Patients from 86 sites in Austria, Germany, and Sweden who had undergone primary surgery for nonmetastatic disease were randomly assigned to receive tailored dose-dense (n = 1,001) or standard (n = 1,002) chemotherapy. The dose-dense regimen consisted of four cycles of epirubicin plus cyclophosphamide every 2 weeks followed by four cycles of docetaxel every 2 weeks, with doses tailored according to a predefined hematologic toxicity algorithm. Patients allocated to the standard regimen received three cycles of fluorouracil and epirubicin plus cyclophosphamide every 3 weeks followed by three cycles of docetaxel every 3 weeks.
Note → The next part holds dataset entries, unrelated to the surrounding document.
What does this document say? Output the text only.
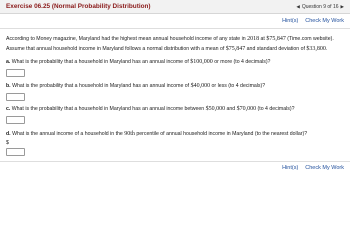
Exercise 06.25 (Normal Probability Distribution)	◀ Question 9 of 16 ▶
Hint(s) Check My Work
According to Money magazine, Maryland had the highest mean annual household income of any state in 2018 at $75,847 (Time.com website). Assume that annual household income in Maryland follows a normal distribution with a mean of $75,847 and standard deviation of $33,800.
a. What is the probability that a household in Maryland has an annual income of $100,000 or more (to 4 decimals)?
b. What is the probability that a household in Maryland has an annual income of $40,000 or less (to 4 decimals)?
c. What is the probability that a household in Maryland has an annual income between $50,000 and $70,000 (to 4 decimals)?
d. What is the annual income of a household in the 90th percentile of annual household income in Maryland (to the nearest dollar)?
$
Hint(s) Check My Work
At the time of this analysis, follow-up data were provided for a median of 10.3 years. Dose-dense vs standard chemotherapy was found to improve breast cancer recurrence–free (hazard ratio [HR] = 0.80; P = .030), event-free (HR = 0.78; P = .009), and distant disease–free (HR = 0.79; P = .030) survival. However, the investigators reported no statistically significant improvement in overall survival (HR = 0.82; P = .109).

Disclosure: For full disclosures of the study authors, visit ascopubs.org.